Edmonton Journal

A workhorse life, with frills for a show pony

- ALLISON STEWART

Dolly Parton, Songteller: My Life in Lyrics Dolly Parton and Robert K. Oermann Chronicle Books

Dolly Parton doesn't remember if she actually wrote two of her greatest songs, I Will Always Love You and Jolene, on the same day, as the legend goes, but she could have. By her own reckoning, Parton, 74, has written more than 3,000 songs, beginning with an ode to her corncob doll, Tasseltop, when she was six.

“I may look like a show pony,” she writes in her memoir and song-primer, Dolly Parton, Songteller: My Life in Lyrics, “but I'm a workhorse.”

Jolene was inspired by a bank teller who got too flirty with Parton's husband, Carl Dean, while I Will Always Love You was partly written about her platonic musical partner Porter Wagoner, which is disappoint­ing. He was a 40-year-old country star and Parton a 21-year-old unknown when he hired her to be the “girl singer” in his band. Wagoner was domineerin­g, underpayin­g Parton long after her stardom began to eclipse his. They constantly feuded, and though they later reconciled, Wagoner is about the only person in Songteller who Parton clearly doesn't like.

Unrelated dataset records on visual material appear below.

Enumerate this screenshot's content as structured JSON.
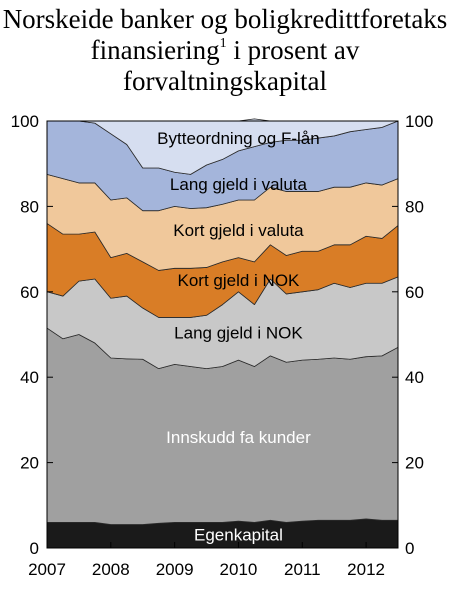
{
  "chart_data": {
    "type": "area",
    "stacked": true,
    "title": {
      "line1": "Norskeide banker og boligkredittforetaks",
      "line2_main": "finansiering",
      "line2_sup": "1",
      "line2_rest": " i prosent av",
      "line3": "forvaltningskapital"
    },
    "xlabel": "",
    "ylabel": "",
    "xlim": [
      2007,
      2012.5
    ],
    "ylim": [
      0,
      100
    ],
    "x_ticks": [
      "2007",
      "2008",
      "2009",
      "2010",
      "2011",
      "2012"
    ],
    "y_ticks": [
      "0",
      "20",
      "40",
      "60",
      "80",
      "100"
    ],
    "grid": false,
    "legend": "none",
    "x": [
      2007.0,
      2007.25,
      2007.5,
      2007.75,
      2008.0,
      2008.25,
      2008.5,
      2008.75,
      2009.0,
      2009.25,
      2009.5,
      2009.75,
      2010.0,
      2010.25,
      2010.5,
      2010.75,
      2011.0,
      2011.25,
      2011.5,
      2011.75,
      2012.0,
      2012.25,
      2012.5
    ],
    "series": [
      {
        "name": "Egenkapital",
        "color": "#1a1a1a",
        "values": [
          6.0,
          6.0,
          6.0,
          6.0,
          5.5,
          5.5,
          5.5,
          5.8,
          6.0,
          6.0,
          6.0,
          6.0,
          6.3,
          6.0,
          6.5,
          6.0,
          6.3,
          6.5,
          6.5,
          6.5,
          6.8,
          6.5,
          6.5
        ]
      },
      {
        "name": "Innskudd fa kunder",
        "color": "#a0a0a0",
        "values": [
          45.5,
          43.0,
          44.0,
          42.0,
          39.0,
          38.8,
          38.7,
          36.2,
          37.0,
          36.5,
          36.0,
          36.5,
          37.7,
          36.5,
          38.5,
          37.5,
          37.7,
          37.7,
          38.0,
          37.7,
          38.0,
          38.5,
          40.5
        ]
      },
      {
        "name": "Lang gjeld i NOK",
        "color": "#c8c8c8",
        "values": [
          8.5,
          10.0,
          12.5,
          15.0,
          14.0,
          14.7,
          12.0,
          12.0,
          11.0,
          11.5,
          12.5,
          14.5,
          16.0,
          14.5,
          18.0,
          16.0,
          16.0,
          16.3,
          17.5,
          16.8,
          17.2,
          17.0,
          16.5
        ]
      },
      {
        "name": "Kort gjeld i NOK",
        "color": "#d97d26",
        "values": [
          16.0,
          14.5,
          11.0,
          11.0,
          9.5,
          10.0,
          10.8,
          11.0,
          11.5,
          11.5,
          11.2,
          10.0,
          8.0,
          10.0,
          8.0,
          9.0,
          9.5,
          9.0,
          9.0,
          10.0,
          11.0,
          10.5,
          12.0
        ]
      },
      {
        "name": "Kort gjeld i valuta",
        "color": "#f0c89b",
        "values": [
          11.5,
          13.0,
          12.0,
          11.5,
          13.5,
          13.0,
          12.0,
          14.0,
          14.5,
          14.0,
          14.0,
          13.5,
          13.5,
          14.5,
          13.5,
          15.0,
          14.0,
          14.0,
          13.5,
          13.5,
          12.5,
          12.5,
          11.0
        ]
      },
      {
        "name": "Lang gjeld i valuta",
        "color": "#a4b5db",
        "values": [
          12.5,
          13.5,
          14.5,
          14.0,
          15.5,
          12.5,
          10.0,
          10.0,
          8.0,
          8.0,
          10.0,
          10.5,
          11.5,
          12.5,
          10.5,
          12.0,
          12.0,
          12.5,
          12.0,
          13.0,
          12.5,
          13.5,
          13.5
        ]
      },
      {
        "name": "Bytteordning og F-lån",
        "color": "#d6def0",
        "values": [
          0.0,
          0.0,
          0.0,
          0.5,
          3.0,
          5.5,
          11.0,
          11.0,
          12.0,
          12.5,
          10.3,
          9.0,
          7.0,
          6.5,
          5.0,
          4.5,
          4.5,
          4.0,
          3.5,
          2.5,
          2.0,
          1.5,
          0.0
        ]
      }
    ],
    "label_anchors": [
      {
        "series": 0,
        "x": 2010.0,
        "y": 3.2
      },
      {
        "series": 1,
        "x": 2010.0,
        "y": 26.0
      },
      {
        "series": 2,
        "x": 2010.0,
        "y": 50.5
      },
      {
        "series": 3,
        "x": 2010.0,
        "y": 62.8
      },
      {
        "series": 4,
        "x": 2010.0,
        "y": 74.5
      },
      {
        "series": 5,
        "x": 2010.0,
        "y": 85.2
      },
      {
        "series": 6,
        "x": 2010.0,
        "y": 96.0
      }
    ],
    "label_colors": [
      "#ffffff",
      "#ffffff",
      "#000000",
      "#000000",
      "#000000",
      "#000000",
      "#000000"
    ]
  }
}
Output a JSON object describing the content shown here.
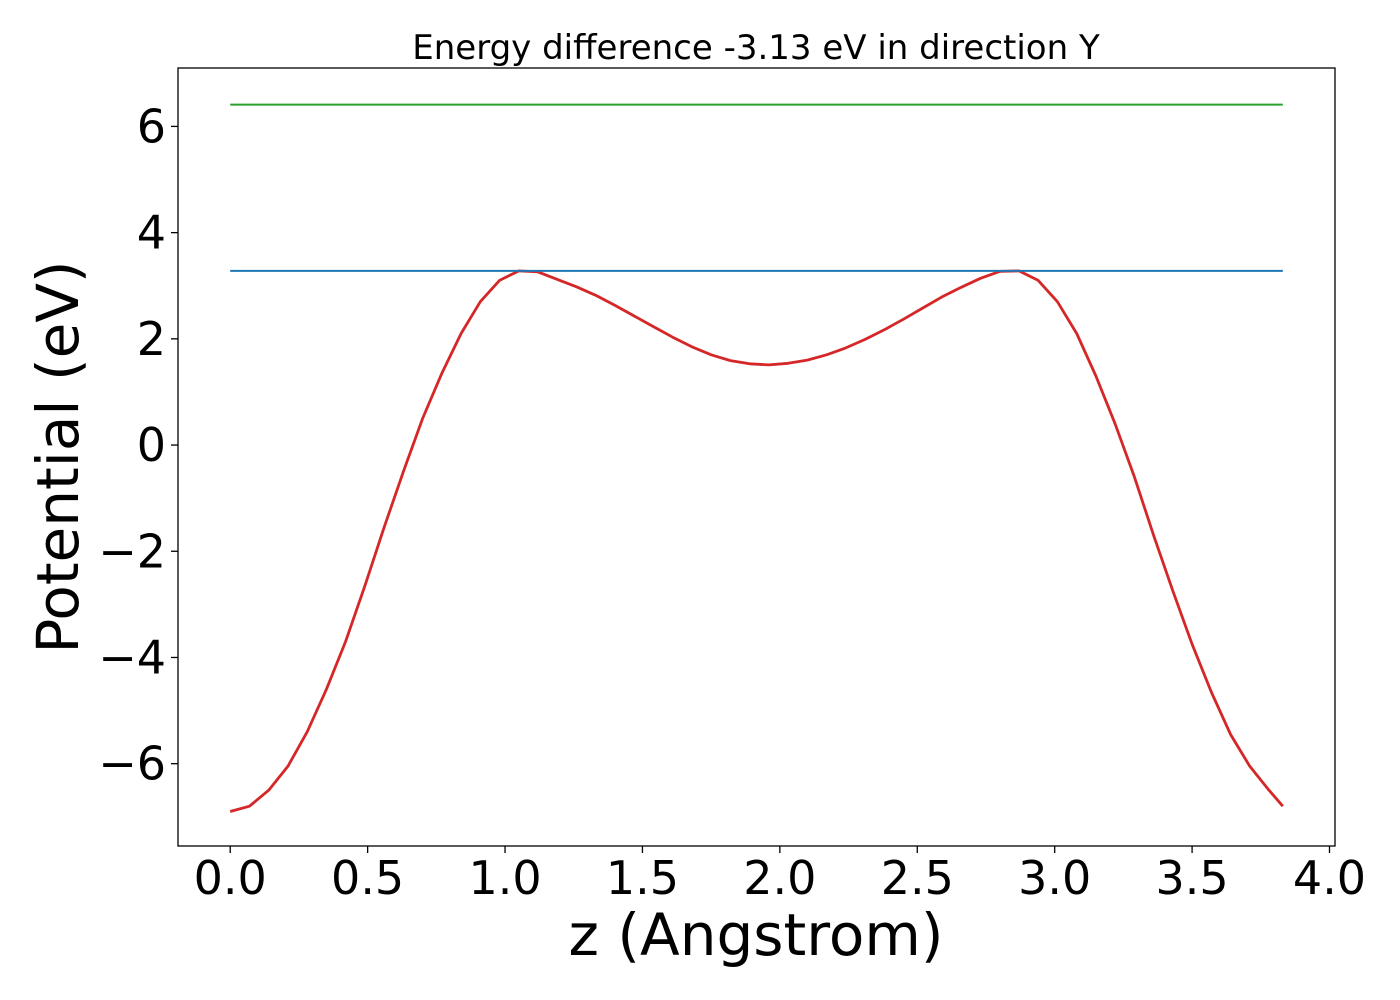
{
  "chart_data": {
    "type": "line",
    "title": "Energy difference -3.13 eV in direction Y",
    "xlabel": "z (Angstrom)",
    "ylabel": "Potential (eV)",
    "xlim": [
      -0.19,
      4.02
    ],
    "ylim": [
      -7.55,
      7.1
    ],
    "xticks": [
      0.0,
      0.5,
      1.0,
      1.5,
      2.0,
      2.5,
      3.0,
      3.5,
      4.0
    ],
    "xtick_labels": [
      "0.0",
      "0.5",
      "1.0",
      "1.5",
      "2.0",
      "2.5",
      "3.0",
      "3.5",
      "4.0"
    ],
    "yticks": [
      -6,
      -4,
      -2,
      0,
      2,
      4,
      6
    ],
    "ytick_labels": [
      "−6",
      "−4",
      "−2",
      "0",
      "2",
      "4",
      "6"
    ],
    "grid": false,
    "series": [
      {
        "color": "#d62728",
        "x": [
          0.0,
          0.07,
          0.14,
          0.21,
          0.28,
          0.35,
          0.42,
          0.49,
          0.56,
          0.63,
          0.7,
          0.77,
          0.84,
          0.91,
          0.98,
          1.05,
          1.12,
          1.19,
          1.26,
          1.33,
          1.4,
          1.47,
          1.54,
          1.61,
          1.68,
          1.75,
          1.82,
          1.89,
          1.96,
          2.03,
          2.1,
          2.17,
          2.24,
          2.31,
          2.38,
          2.45,
          2.52,
          2.59,
          2.66,
          2.73,
          2.8,
          2.87,
          2.94,
          3.01,
          3.08,
          3.15,
          3.22,
          3.29,
          3.36,
          3.43,
          3.5,
          3.57,
          3.64,
          3.71,
          3.78,
          3.83
        ],
        "y": [
          -6.9,
          -6.8,
          -6.5,
          -6.05,
          -5.4,
          -4.6,
          -3.7,
          -2.65,
          -1.55,
          -0.5,
          0.5,
          1.35,
          2.1,
          2.7,
          3.1,
          3.28,
          3.26,
          3.12,
          2.98,
          2.82,
          2.63,
          2.43,
          2.23,
          2.03,
          1.85,
          1.7,
          1.59,
          1.53,
          1.51,
          1.54,
          1.6,
          1.7,
          1.83,
          1.99,
          2.17,
          2.37,
          2.58,
          2.79,
          2.97,
          3.14,
          3.27,
          3.28,
          3.1,
          2.7,
          2.1,
          1.3,
          0.4,
          -0.6,
          -1.7,
          -2.75,
          -3.75,
          -4.65,
          -5.45,
          -6.05,
          -6.5,
          -6.8
        ]
      },
      {
        "color": "#1f77b4",
        "x": [
          0.0,
          3.83
        ],
        "y": [
          3.28,
          3.28
        ]
      },
      {
        "color": "#2ca02c",
        "x": [
          0.0,
          3.83
        ],
        "y": [
          6.41,
          6.41
        ]
      }
    ]
  }
}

I Will Always Love You was Parton's exit letter, although when she wrote its most famous couplet (“If I should stay / I would only be in your way”), it turns out she was only being polite. “I should have said, `You'd only be in my way,'” Parton writes.

Songteller comprises three sections: song lyrics, archival photos and written passages featuring Parton's folksy retelling of events.

There's a gold mine of little-seen photos of Parton's little-seen husband of 54 years, whom she sometimes refers to by his full name, Carl Dean. After attending one music industry event early in their marriage, Dean swore he would never go to another, and he never has, writes Parton. She plainly adores him.

There are photos from Parton's childhood: There's Dolly as an ordinary-looking child, Dolly in a ruffled prom dress and Dolly looking suspicious­ly brunette. In the book's best photo, she's in a schoolroom, wearing a minidress and a towering wig, playing for kids who are staring at her in wonder, like she has just landed from Mars.